Investigations: how far is far enough?
When conducting an investigation it's important to be balanced and thorough. But with complex allegations, it can be difficult to draw a line under…
When conducting a disciplinary investigation it is important to be both balanced and thorough. So far, so good. But when the allegations against an employee are complex, there are lots of witnesses involved or versions of events differ, it can be difficult to draw a line under enquiries. Must every aspect of the employee’s case be put to every witness? How far is far enough?
The High Court has shed some light on this important question in the case of Robert Hendy v Ministry of Justice.
The Ministry of Justice (MoJ) has been caught up in a two and a half year legal battle with a senior Court of Appeal lawyer accused of bullying conduct.
Robert Hendy, a Master in the Civil Appeals office, was suspended on full pay in December 2011 when two female colleagues made complaints about his bullying behaviour.
The High Court heard that an investigations officer was appointed under the MoJ disciplinary procedure. He concluded that Robert Hendy had made a number of sexual innuendo remarks which were meant in jest but had an adverse impact on the recipients. Robert Hendy complained that the issues were ‘trumped up’ and the result of a conspiracy between the two complainants.
A finding of gross misconduct was made against Robert Hendy in March 2013 and he was summarily dismissed. However, the appeal manager overturned the decision to dismiss him, on the grounds that his defence had not been tested by putting his version of events to the complainants.
Robert Hendy was reinstated but remained suspended. A new investigations officer was appointed to proceed with the disciplinary case. Robert Hendy claimed that the new process would be a ‘rubber stamping’ of the earlier decision and sought an injunction to halt proceedings until a fresh investigation by an independent person, agreed by both parties, was put in place.
Robert Hendy’s case was that the MoJ disciplinary procedure was contractual and therefore should be adhered to in every detail.

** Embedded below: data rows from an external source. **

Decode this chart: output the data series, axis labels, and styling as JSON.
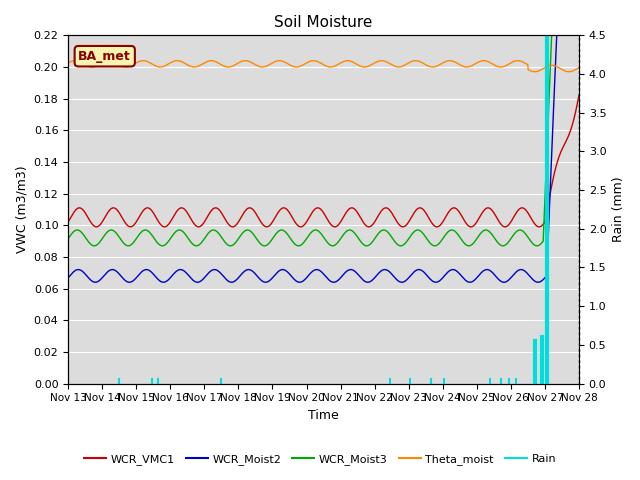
{
  "title": "Soil Moisture",
  "ylabel_left": "VWC (m3/m3)",
  "ylabel_right": "Rain (mm)",
  "xlabel": "Time",
  "ylim_left": [
    0.0,
    0.22
  ],
  "ylim_right": [
    0.0,
    4.5
  ],
  "xlim": [
    0,
    15.0
  ],
  "bg_color": "#dcdcdc",
  "fig_color": "#ffffff",
  "station_label": "BA_met",
  "station_label_color": "#8B0000",
  "station_label_bg": "#f5f5b0",
  "station_label_border": "#8B0000",
  "colors": {
    "WCR_VMC1": "#cc0000",
    "WCR_Moist2": "#0000cc",
    "WCR_Moist3": "#00aa00",
    "Theta_moist": "#ff8800",
    "Rain": "#00dddd"
  },
  "n_days": 15,
  "theta_base": 0.202,
  "theta_amp": 0.002,
  "vcr1_base": 0.105,
  "vcr1_amp": 0.006,
  "moist2_base": 0.068,
  "moist2_amp": 0.004,
  "moist3_base": 0.092,
  "moist3_amp": 0.005,
  "small_rain_days": [
    1.5,
    2.45,
    2.65,
    4.5,
    9.45,
    10.05,
    10.65,
    11.05,
    12.4,
    12.7,
    12.95,
    13.15
  ],
  "small_rain_val": 0.06,
  "xtick_labels": [
    "Nov 13",
    "Nov 14",
    "Nov 15",
    "Nov 16",
    "Nov 17",
    "Nov 18",
    "Nov 19",
    "Nov 20",
    "Nov 21",
    "Nov 22",
    "Nov 23",
    "Nov 24",
    "Nov 25",
    "Nov 26",
    "Nov 27",
    "Nov 28"
  ],
  "xtick_positions": [
    0,
    1,
    2,
    3,
    4,
    5,
    6,
    7,
    8,
    9,
    10,
    11,
    12,
    13,
    14,
    15
  ]
}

In particular, he argued that his case should have been put to the complainants as suggested by the appeal manager and that this recommendation had actually become a contractual right in his favour.
Mr Justice Mann rejected the point about the appeal manager’s recommendations becoming contractual but considered that there was an arguable view that they should be followed because of the general duty of fairness.
His views on the question of whether Mr Hendy’s case had been adequately put to the complainants are very interesting. He stated that it was not, in his view, arguable that “each and every part of Mr Hendy’s case including his reasoning on credibility” needed to be “put to each and every relevant witness”. He observed that conducting a disciplinary investigation “is not a mechanical process”. What needs to be put to the complainants or witnesses in a case is “enough to enable a reasonable view to be reached”.
Mr Justice Mann considered that the investigating officer had made great efforts to do this, although several matters were not put to the complainants. What was required was that the investigating officer “should do enough to be able to test the complainants’ credibility”. Lord Justice Mann concluded that the investigating officer’s procedures had been sufficiently fair.
Robert Hendy failed to establish there was unfairness of sufficient seriousness to justify halting the proceedings. Any outcome that might result from an allegedly unfair procedure could be challenged later before an employment tribunal, and damages sought. Granting an injunction to halt the procedure would leave Robert Hendy suspended on full salary for a further considerable time and such a financial loss to the MoJ needed to be weighed in the balance when considering the injunction. Robert Hendy’s application for injunction therefore failed.
Applications for such injunctions are rare and the Judge made it clear that employees cannot assume the court will always intervene whenever there is a perceived unfairness in a disciplinary procedure. “The court cannot micro-manage employment disputes” added Mr Justice Mann.
What can be taken from this case is that, when sharing evidence during the conduct of a disciplinary investigation, it is not necessary to put each and every piece of evidence to every relevant witness. Mr Justice Mann stated that “the process is not akin to a major trial, at which the whole factual case of one party is (by and large) expected to be put to the other. What needs to be put is enough to enable a reasonable view to be reached”.
These comments will be reassuring to all HR practitioners who work hard to conduct complex disciplinary investigations fairly. The Judgment in this case acknowledges that, despite best efforts, there may sometimes be small gaps in the evidence. These will not necessarily completely undermine a case as long as sufficient intelligent and targeted work as been done for the investigator to reach an informed and reasoned view of a matter.